Well, yes, this question seems childish, in the beginning.
On the other hand, let’s be more generous, this question seems to be one that meets only the question of a child not so much indoctrinated with everything a man could read in a lifetime.
Well, I’m so sorry for those who think that being an intellectual means to have as many books in the library as possible. The bad news is that if you walk into a House of worship, we might find such a representation. Therefore, we’ve got to talk about it...
Is this the way people imagine God, a human like anyone of us? Sure, it has to be just much wiser, because He must know everything. Moreover, being wiser and older than our world, the best representation at hand is that of a wise old man.
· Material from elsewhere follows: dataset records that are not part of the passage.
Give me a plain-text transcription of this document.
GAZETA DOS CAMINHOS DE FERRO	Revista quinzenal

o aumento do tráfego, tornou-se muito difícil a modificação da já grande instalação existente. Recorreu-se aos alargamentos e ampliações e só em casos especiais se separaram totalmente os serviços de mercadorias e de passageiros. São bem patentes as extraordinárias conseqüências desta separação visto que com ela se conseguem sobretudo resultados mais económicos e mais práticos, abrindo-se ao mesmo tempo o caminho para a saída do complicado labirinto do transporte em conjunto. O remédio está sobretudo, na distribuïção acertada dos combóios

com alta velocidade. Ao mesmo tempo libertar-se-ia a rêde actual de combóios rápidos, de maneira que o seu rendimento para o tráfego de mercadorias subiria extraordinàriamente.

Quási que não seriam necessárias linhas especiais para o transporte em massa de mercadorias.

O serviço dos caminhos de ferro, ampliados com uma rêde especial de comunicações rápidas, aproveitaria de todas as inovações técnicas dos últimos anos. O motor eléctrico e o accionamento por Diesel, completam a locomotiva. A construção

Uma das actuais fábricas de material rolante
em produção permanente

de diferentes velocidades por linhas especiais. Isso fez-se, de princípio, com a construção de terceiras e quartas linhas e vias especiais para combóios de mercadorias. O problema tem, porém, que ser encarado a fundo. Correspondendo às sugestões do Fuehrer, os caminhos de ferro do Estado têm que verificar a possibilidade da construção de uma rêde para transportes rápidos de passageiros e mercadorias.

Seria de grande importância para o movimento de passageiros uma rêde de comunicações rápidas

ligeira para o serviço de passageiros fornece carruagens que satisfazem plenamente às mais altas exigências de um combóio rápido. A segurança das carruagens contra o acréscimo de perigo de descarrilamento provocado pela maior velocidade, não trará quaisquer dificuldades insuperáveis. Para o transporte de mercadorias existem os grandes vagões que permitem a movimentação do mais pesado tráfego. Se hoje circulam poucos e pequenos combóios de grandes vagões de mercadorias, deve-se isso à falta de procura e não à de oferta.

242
Now, let’s what Carl Sagan has to he say about this image of God, knowing that he characterize himself not as an atheist, but as an agnostic. Carl Sagan, a well-known scientist, far from being a naïve, as we may see immediately from his slightly sarcastic turn of phrase, says about this naive image of God:

The idea that God is an oversized white male with a flowing beard who sits in the sky and tallies the fall of every sparrow is ludicrous. However, if by God one means the set of physical laws that govern the universe, then clearly there is such a God. This God is emotionally unsatisfying... It does not make much sense to pray to the law of gravity.
As quoted in "Scientists & Their Gods" in U.S. News & World Report Vol. 111 (1991).
Now that we have exposed a major scientist’s opinion, let us see what a theosophist has to say about God.
For theosophist, God is the One, the Source of all things, whether good or bad, beautiful or ugly. He can’t have a certain quality because includes all the qualities, like all His creations.
The Gospels give the parable of the Kingdom of God compared to a grain of mustard seed, which apparently has no connection with God's greatness.
30 And he said, Wherunto shal we liken the kingdome of God? Or with what comparison shall we compare it?
31 It is like a graine of mustard seed: which when it is sowen in the earth, is lesse then all the seedes that be in the earth.
32 But when it is sowen, it groweth vp, and becommeth greater then all herbes, & shooteth out great branches, so that the fowles of the aire may lodge vnder the shadow of it.
(Mark, 4.30-32, Bible, King James Edition, 1611)
Well, let’s see, what would be the meaning of this wonderful parable?
In the beginning, there is just a grain of mustard, nothing more. We don’t know what is inside of this grain apparently lifeless. We simply can’t tell.
Therefore, we can’t tell what will come out of it, how it will be able to evolve.
Only when the plant develops from the grain sowing in the Earth, with branches and leaves, only then we will get to know what that little seed of mustard is. Not before...
This He, this One without a name, about which nobody could say either that it does or that it does not exist, nor could an ordinary man understand Him, is Life.
Life is everywhere in space, has always been and will be, even after the disappearance of the good and the bad.
Life remains unchanged and all that we might say is that it is. No more than this and this is enough.

Life is in each of us. We choose what we do, whatever this is good or bad, through the power of Life.